La nécessité d'améliorer constamment les résultats des athlètes oblige à une analyse pluri-disciplinaire. Après la biologie, la psychologie a permis à l'entraîneur de mieux concevoir son action. Mais le sujet étant vaste, nous nous contenterons ici de répondre à la question "pourquoi le sport?".
La pratique d'un sport correspond à une fonction, un rôle qui diffère d'un individu à un autre. Des sociologues français spécialisés dans le domaine du sport ont traité des fonctions du sport (J. Dumazedier, M. Clousard, B. Jeu, M. Bouet)
Selon Bouet, le sport amène à distinguer 8 fonctions...
- de dépassement
- de loisir
- hygiénique
- esthétique
- de spectacle
- agonal
- hédonique
- de relations interpersonnelles
et 3 rôles:
- militaire
- ludique
- éducatif
La fonction de dépassement est le propre de l'athlète participant  à des compétitions ou s'entraînant pour atteindre des objectifs qu'il s'est fixé.

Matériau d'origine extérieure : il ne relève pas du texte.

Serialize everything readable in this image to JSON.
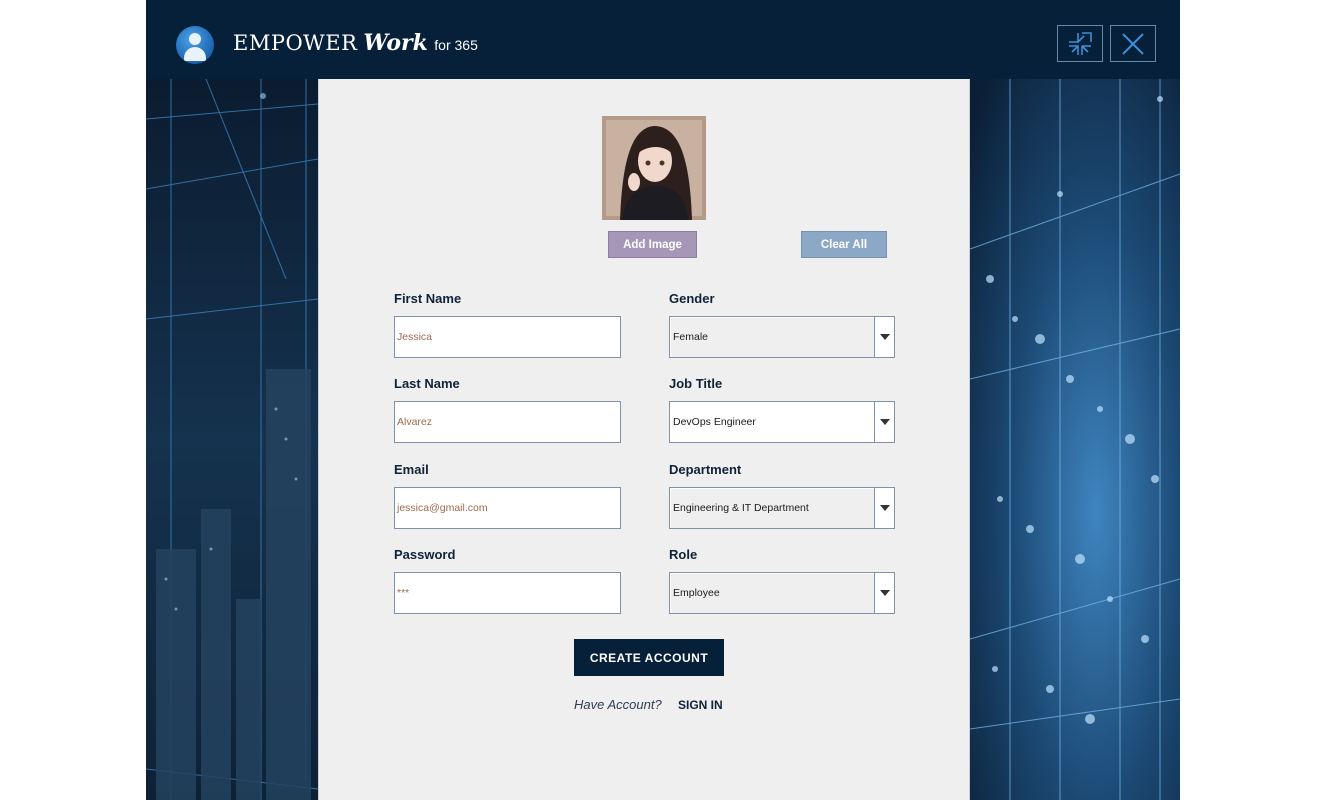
{
  "window": {
    "brand_main": "EMPOWER",
    "brand_work": "Work",
    "brand_suffix": "for 365",
    "logo_icon": "user-avatar-logo-icon",
    "minimize_icon": "collapse-arrows-icon",
    "close_icon": "close-icon"
  },
  "form": {
    "add_image_label": "Add Image",
    "clear_all_label": "Clear All",
    "first_name_label": "First Name",
    "first_name_value": "Jessica",
    "last_name_label": "Last Name",
    "last_name_value": "Alvarez",
    "email_label": "Email",
    "email_value": "jessica@gmail.com",
    "password_label": "Password",
    "password_value": "***",
    "gender_label": "Gender",
    "gender_value": "Female",
    "job_title_label": "Job Title",
    "job_title_value": "DevOps Engineer",
    "department_label": "Department",
    "department_value": "Engineering & IT Department",
    "role_label": "Role",
    "role_value": "Employee",
    "create_account_label": "CREATE ACCOUNT",
    "have_account_text": "Have Account?",
    "sign_in_label": "SIGN IN"
  },
  "colors": {
    "titlebar": "#06203a",
    "panel": "#efefef",
    "add_image_button": "#a697b8",
    "clear_all_button": "#8ca8c7",
    "primary_button": "#06203a",
    "label_text": "#0e2238",
    "input_text": "#a06a4e"
  }
}
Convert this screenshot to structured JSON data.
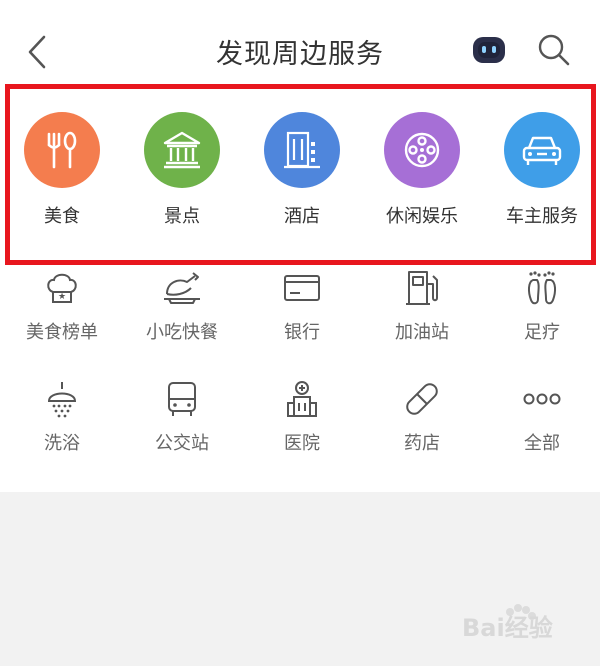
{
  "header": {
    "title": "发现周边服务",
    "icons": [
      "back-arrow-icon",
      "robot-icon",
      "search-icon"
    ]
  },
  "main_categories": [
    {
      "label": "美食",
      "icon": "fork-spoon-icon",
      "color": "#f47d4e"
    },
    {
      "label": "景点",
      "icon": "temple-icon",
      "color": "#6fb24a"
    },
    {
      "label": "酒店",
      "icon": "hotel-building-icon",
      "color": "#4f86dc"
    },
    {
      "label": "休闲娱乐",
      "icon": "film-reel-icon",
      "color": "#a66fd6"
    },
    {
      "label": "车主服务",
      "icon": "car-icon",
      "color": "#3f9ee8"
    }
  ],
  "sub_categories_row1": [
    {
      "label": "美食榜单",
      "icon": "chef-hat-icon"
    },
    {
      "label": "小吃快餐",
      "icon": "roast-chicken-icon"
    },
    {
      "label": "银行",
      "icon": "bank-card-icon"
    },
    {
      "label": "加油站",
      "icon": "fuel-pump-icon"
    },
    {
      "label": "足疗",
      "icon": "footprints-icon"
    }
  ],
  "sub_categories_row2": [
    {
      "label": "洗浴",
      "icon": "shower-icon"
    },
    {
      "label": "公交站",
      "icon": "bus-icon"
    },
    {
      "label": "医院",
      "icon": "hospital-icon"
    },
    {
      "label": "药店",
      "icon": "pill-icon"
    },
    {
      "label": "全部",
      "icon": "more-dots-icon"
    }
  ],
  "watermark": {
    "text": "Bai经验"
  },
  "colors": {
    "highlight_border": "#e8161e",
    "bottom_background": "#f2f2f2"
  }
}
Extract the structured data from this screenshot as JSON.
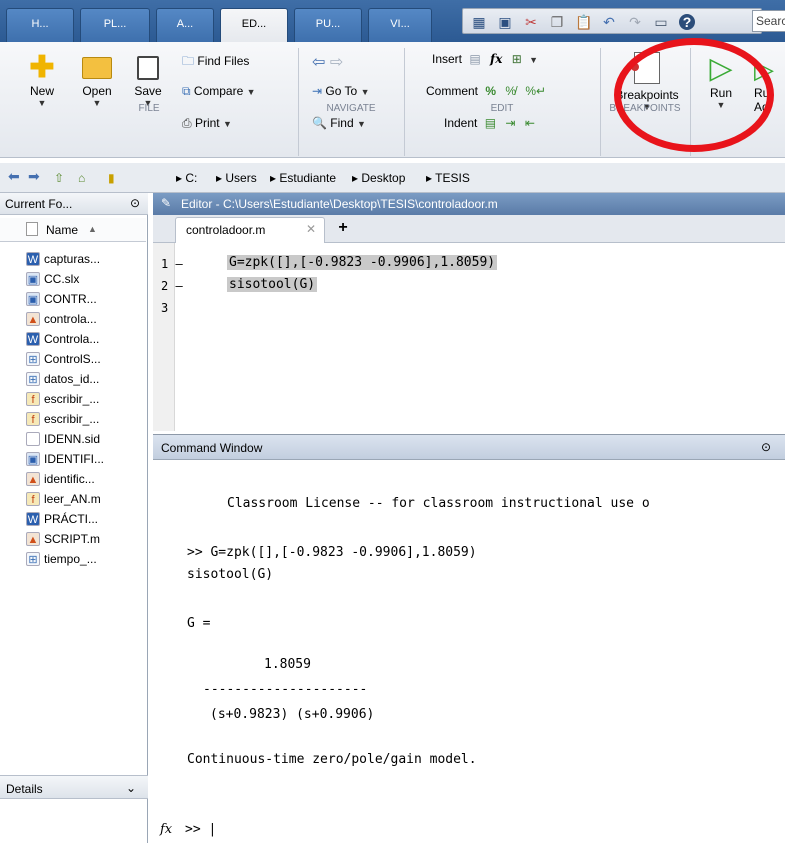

La fonction loisir correspond à un besoin de divertissement, d'occupation du temps libre. Le phénomène de mode intervient alors souvent.
La fonction hygiénique correspond à un soucis de santé, de bien-être général.
La fonction esthétique est liée à la précédente, mais c'est l'aspect extérieur qui prend le dessus.
Le ministère de la jeunesse et des sports met en avant le rôle éducatif du sport. Au-delà de ce rôle, le sport permet une meilleure intégration sociale. C'est un remède contre l'échec scolaire.
 
La pratique du sport peut devenir un véritable culte.
Culte de la performance:
Le culte de la performance est ancien, contrairement à ce qu'écrivent certains qui le considèrent comme une nouveauté. Il naît tout simplement avec les instruments de mesure. En 1876, Paccard et Balmat gravissent le Mont Blanc. Ce qui compte, c'est l'exploit. La victoire sur le sommet, et non le temps. Mais quelques années plus tard, arrivent sur le sommet des Anglais avec dans leur bagage une montre et le concept de performance. Le culte de la performance est au moins aussi ancien que la civilisation industrielle.
Culte du sportif:
Le sportif correspond aujourd'hui à un idéal. Son image est largement exploitée par les publicitaire et il influence les phénomènes de mode. La campagne publicitaire de Addidas après la victoire de la France à la Coupe du Monde de Football en est un exemple. Le sportif est un symbole d'excellence, et en même temps on lui colle un stéréotype de fort en muscle, faible en esprit. En 1993, le footballeur Papin s'en trouve la victime.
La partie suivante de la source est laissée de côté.